Parijs, Louvre: Jan Fabre – L’ange de la métamorphose '? André Zucca ‘Paris sous l’Occupation’
Parijs, Louvre: Jan Fabre – L’ange de la métamorphose '? Bibliothèque historique de la Ville de Paris André Zucca – Paris sous l’Occupation
Jan Fabre – L’ange de la métamorphose
Het is tegenwoordig een bezoeking om de grote musea van Parijs te doorploegen.
Waar vroeger tijdens een schoolvakantie bemoedigende groepjes jongeren door betrokken docenten langsheen fascinerende kunstwerken werden gevoerd, waar het vaak ook voor de toeschouwer de moeite was om die leraars en leraressen hun verhaal te horen doen, liggen of lummelen nu horden jonge mensen met invulpapieren in de hand in de zalen van Musée d'Orsay of het Louvre.
Waar vroeger gedisciplineerde Japanners een aanvaring vermeden met raar geklede Amerikanen rukken nu Chinezen op die nauwelijks de aanstormende Russen in groot formaat kunnen ontwijken.
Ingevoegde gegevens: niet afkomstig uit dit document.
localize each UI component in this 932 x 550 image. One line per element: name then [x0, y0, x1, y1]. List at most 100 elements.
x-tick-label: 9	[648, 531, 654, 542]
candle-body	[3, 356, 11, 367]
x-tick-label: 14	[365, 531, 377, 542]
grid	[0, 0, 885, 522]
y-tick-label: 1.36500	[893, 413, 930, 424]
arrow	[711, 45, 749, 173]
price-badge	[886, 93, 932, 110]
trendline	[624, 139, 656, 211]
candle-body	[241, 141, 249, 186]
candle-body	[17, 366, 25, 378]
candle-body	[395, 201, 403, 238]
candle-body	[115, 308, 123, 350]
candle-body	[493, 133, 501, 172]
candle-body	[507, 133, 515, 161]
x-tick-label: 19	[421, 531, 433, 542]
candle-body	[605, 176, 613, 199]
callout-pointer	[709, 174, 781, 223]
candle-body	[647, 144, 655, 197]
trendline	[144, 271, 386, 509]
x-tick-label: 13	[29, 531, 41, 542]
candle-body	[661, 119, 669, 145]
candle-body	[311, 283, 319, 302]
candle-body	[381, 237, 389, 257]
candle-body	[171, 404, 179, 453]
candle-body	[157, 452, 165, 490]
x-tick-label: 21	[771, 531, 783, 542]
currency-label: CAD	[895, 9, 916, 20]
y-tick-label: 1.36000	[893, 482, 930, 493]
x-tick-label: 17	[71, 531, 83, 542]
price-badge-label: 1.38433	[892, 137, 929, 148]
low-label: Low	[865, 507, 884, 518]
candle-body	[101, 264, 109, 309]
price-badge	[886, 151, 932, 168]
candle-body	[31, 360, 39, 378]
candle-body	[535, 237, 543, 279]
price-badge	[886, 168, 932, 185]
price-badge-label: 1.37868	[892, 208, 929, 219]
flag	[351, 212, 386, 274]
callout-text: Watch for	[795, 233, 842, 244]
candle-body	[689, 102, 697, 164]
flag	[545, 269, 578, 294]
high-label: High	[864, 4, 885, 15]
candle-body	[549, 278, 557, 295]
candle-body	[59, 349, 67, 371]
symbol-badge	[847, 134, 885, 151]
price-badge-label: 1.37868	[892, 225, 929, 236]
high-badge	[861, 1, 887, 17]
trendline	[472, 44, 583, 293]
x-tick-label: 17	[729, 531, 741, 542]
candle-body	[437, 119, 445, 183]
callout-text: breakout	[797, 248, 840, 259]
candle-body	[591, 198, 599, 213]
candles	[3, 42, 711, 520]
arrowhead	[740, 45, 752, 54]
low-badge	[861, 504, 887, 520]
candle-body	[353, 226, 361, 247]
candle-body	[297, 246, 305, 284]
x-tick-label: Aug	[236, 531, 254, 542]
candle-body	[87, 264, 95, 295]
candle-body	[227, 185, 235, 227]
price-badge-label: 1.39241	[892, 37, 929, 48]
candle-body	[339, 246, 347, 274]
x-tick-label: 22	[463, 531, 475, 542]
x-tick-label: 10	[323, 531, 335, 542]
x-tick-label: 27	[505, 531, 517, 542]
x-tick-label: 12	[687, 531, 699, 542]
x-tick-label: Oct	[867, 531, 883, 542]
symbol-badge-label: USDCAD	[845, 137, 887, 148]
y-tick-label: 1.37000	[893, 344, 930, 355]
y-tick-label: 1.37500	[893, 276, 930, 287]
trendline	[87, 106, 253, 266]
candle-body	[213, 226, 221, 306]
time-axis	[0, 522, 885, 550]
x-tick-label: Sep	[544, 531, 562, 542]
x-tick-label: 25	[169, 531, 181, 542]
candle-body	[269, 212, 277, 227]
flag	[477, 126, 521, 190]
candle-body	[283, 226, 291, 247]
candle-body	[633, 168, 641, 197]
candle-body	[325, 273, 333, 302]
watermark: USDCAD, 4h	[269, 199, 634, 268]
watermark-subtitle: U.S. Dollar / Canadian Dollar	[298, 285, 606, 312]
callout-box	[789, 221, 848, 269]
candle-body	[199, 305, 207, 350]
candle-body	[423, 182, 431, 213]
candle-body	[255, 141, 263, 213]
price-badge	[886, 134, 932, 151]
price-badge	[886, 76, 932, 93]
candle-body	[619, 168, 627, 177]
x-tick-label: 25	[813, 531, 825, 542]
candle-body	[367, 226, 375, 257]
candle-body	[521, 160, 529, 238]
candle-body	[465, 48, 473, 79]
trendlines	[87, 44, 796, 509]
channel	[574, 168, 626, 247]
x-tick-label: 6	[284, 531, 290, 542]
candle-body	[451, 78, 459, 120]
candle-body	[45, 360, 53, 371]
Museumbezoek dreigt vandaag moeilijk, uitputtend en versuffend te worden, althans in de zeer grote instellingen met lange wachtrijen waar ze eerder opteren voor de grote geldstroom, liever dan het fatsoen van een reservatie met uurschema.
Er is nog werk aan de winkel. Zeker in het Louvre waar de audiogids nauwelijks in ontwikkeling is (200 items tegen 2000 vroeger). Ze worden evenwel aan de volle prijs aan de achteloze bezoeker gesleten.
Een bezoek aan Jan Fabres 'L'ange de la métamorphose' was daarentegen een opluchtende belevenis. De dialoog van Fabre met de oude meesters is schitterend en verruimend na de beknelling elders.
‘De metamorfose of voortdurende beweging is het basisprincipe van mijn werk. Een kunstenaar mag nooit stagneren. Uit wat sterft, puurt hij nieuw leven, zoals de vlinder groeit uit de cocon', aldus Jan Fabre die in de zalen van de noordelijke kunst ( Vlaanderen, Nederland, Duitsland, Noord Frankrijk) herhaaldelijk op indringende wijze tussenkomt.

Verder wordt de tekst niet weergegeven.